Dalam perjalanan pulang dari Gorontalo ke Tolitoli, saat penulis istirahat di sebuah rumah makan di Kota Raya. Tanpa sengaja melihat lembaran koran yang bekas pembungkus.Koran Mal edisi 20 April 2012 yang menurunkan berita berjudul : ”Ketua DPRD buka amplop suap investor sawit “. Dalam berita itu dijelaskan,seorang ketua DPRD Kabupaten Gorontalo Thomas Mopili membuka langsung amplop suap dari investor sawit di hadapan masyarakat umum. Bupati juga menjelaskan dalam berita itu, ada dua amplop yang diterima dari orang yang tidak dia kenal masing-masing berisi 500 dolar AS. Dikatakannya, amplop suapan itu adalah upaya penyuapan yang mengindikasikan ada hal- hal yang patut di duga meminta kemudahan dalam perizinan investasi di pemerintah daerah.
Lanjut Bupati,amplop itu sengaja dia ambil agar menjadi bukti bahwa ada upaya upaya yang dilakukan dalam memuluskan usahanya tanpa memperhatikan kaidah hukum yang harus dipatuhi. Pertanyaannya, bagaimana dengan daerah-daerah yang ketua DPRD dan Bupatinya diam-diam menerima amplop suap dari investor? lalu uang suap itu diakantongi dan dibuka sendiri dan berucap mesra kepada investor “ Selamat dating di daerah kami ! “.

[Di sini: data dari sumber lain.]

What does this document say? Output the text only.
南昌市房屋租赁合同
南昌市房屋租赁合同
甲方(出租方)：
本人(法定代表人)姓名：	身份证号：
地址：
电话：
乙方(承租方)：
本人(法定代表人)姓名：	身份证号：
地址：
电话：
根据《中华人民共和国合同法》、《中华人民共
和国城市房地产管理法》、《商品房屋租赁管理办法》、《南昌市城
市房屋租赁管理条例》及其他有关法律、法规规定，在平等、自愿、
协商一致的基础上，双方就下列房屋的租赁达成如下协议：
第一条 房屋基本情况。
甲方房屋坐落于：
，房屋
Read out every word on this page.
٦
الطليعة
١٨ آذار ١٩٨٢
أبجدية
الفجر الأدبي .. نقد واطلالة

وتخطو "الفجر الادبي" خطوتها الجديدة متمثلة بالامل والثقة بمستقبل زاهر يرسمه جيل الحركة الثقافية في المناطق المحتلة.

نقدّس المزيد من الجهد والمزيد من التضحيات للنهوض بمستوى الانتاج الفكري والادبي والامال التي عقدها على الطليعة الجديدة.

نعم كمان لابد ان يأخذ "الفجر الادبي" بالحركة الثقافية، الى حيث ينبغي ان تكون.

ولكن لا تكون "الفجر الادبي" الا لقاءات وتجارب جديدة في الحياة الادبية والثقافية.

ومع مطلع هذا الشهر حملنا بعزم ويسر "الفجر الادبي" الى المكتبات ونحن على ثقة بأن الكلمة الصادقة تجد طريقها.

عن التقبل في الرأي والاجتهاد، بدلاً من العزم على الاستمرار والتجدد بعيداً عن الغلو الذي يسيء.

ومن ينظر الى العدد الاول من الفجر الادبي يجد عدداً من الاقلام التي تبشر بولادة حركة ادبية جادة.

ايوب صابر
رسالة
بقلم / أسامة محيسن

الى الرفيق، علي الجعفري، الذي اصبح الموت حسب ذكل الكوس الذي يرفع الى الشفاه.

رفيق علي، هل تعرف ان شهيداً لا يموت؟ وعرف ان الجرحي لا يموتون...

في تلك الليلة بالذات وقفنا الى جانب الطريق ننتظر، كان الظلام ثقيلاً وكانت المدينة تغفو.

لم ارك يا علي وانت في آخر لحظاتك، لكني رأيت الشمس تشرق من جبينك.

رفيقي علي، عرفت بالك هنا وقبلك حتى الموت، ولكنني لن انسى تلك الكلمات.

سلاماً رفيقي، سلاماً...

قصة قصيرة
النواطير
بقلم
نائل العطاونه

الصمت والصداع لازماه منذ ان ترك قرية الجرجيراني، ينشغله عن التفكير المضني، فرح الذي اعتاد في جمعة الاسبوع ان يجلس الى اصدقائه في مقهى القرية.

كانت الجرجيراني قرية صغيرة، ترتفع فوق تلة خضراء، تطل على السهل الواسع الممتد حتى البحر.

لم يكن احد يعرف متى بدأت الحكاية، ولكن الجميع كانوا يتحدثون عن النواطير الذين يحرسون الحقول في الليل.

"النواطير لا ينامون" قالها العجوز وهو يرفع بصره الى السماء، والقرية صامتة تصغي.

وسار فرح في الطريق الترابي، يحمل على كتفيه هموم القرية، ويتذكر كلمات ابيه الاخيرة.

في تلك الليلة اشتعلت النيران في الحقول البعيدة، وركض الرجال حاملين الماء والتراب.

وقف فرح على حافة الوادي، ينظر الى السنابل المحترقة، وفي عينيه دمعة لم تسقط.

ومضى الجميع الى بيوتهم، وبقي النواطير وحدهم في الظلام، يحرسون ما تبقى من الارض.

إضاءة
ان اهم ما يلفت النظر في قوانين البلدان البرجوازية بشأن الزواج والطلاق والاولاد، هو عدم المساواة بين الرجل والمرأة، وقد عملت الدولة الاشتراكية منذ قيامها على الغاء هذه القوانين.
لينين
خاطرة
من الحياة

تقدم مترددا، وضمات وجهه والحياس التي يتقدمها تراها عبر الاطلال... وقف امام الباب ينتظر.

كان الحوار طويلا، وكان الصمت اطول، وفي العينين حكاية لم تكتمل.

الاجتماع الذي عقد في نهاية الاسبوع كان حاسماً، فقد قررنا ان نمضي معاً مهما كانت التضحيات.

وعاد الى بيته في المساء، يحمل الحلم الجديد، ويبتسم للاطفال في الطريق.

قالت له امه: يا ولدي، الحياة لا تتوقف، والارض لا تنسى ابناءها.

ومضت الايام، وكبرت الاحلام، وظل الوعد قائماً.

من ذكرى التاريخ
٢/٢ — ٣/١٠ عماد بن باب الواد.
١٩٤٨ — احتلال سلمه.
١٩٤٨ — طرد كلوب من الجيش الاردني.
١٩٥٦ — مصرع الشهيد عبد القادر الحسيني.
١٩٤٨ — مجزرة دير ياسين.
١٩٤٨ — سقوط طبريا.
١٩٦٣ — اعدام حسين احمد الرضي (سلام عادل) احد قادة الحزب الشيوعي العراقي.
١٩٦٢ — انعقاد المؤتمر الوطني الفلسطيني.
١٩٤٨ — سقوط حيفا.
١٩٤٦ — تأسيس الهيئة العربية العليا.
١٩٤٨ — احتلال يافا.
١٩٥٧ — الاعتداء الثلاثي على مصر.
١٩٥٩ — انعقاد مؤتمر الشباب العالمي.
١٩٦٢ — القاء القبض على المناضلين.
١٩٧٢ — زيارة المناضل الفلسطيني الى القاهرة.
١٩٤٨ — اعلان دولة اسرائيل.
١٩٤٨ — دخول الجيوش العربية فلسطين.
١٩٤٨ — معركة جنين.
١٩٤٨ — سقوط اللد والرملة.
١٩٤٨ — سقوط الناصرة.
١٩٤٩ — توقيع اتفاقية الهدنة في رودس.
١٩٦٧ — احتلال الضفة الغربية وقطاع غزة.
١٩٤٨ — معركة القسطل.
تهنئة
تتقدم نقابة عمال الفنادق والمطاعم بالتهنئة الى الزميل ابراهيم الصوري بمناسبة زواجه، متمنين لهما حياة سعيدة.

Penulismenaruh kecurigaan hal itu terjadi di Kabupaten Polewali Mandar, ProvinsiSulawesi Barat, karena program pembangunan perkebunan kelapa sawit tiba-tiba mempunyai izin prinsip dengan peruntukan lahan 18.000 hektare dan terkesan memaksakan program itu masuk di wilayah kecamatan Campalagian, Luyo, Tubbi Taramanu, dan Alu.
Kekhawatiran itu didasarkan pada kenyataan bahwa pihak perusahaan pengembang sawit itu kemudian dengan seta merta melakukan pembibitan di wilayah kecamatan Mapilli dan bersosialisasi dengan propaganda dan janji-janji demi kesejahteraan rakyat.Tidak hanya itu, pihak awak perusahaan langsung mematok lahan kebun warga tanpa pemberitahuan sebelumnya. Dan lucunya, perushaan pengelola perkebunan sawit itu adalah milik salah satu keluarga penguasa di daerah ini, yaitu PT. Mandar SuburSejahtera.

Pemerintah,awak perusahaan dan kaum-kaum yang berkepentingan menggiring masyarakat padaposisi yang membuat mereka terbuai, terlena, terpana dengan segudang iming-iming dari kaum yang berkepentingan ini. Mereka semaikin agresif dan proaktif dan berani manjejakan kaki untuk mendekati masyarakat dengan menjanjikan: “ Jika mengizinkan adanya perkebunan kelapa sawit ini maka, selayaknyalah masyarakat akan memperoleh keuntungan untuk dapat mensejahterakan hidupnya kelak, seperti yang dialami oleh masyarakat Mamuju dan Mamuju Utara “.Begitulah kira-kira yang dijanjikan kepada masyarakat.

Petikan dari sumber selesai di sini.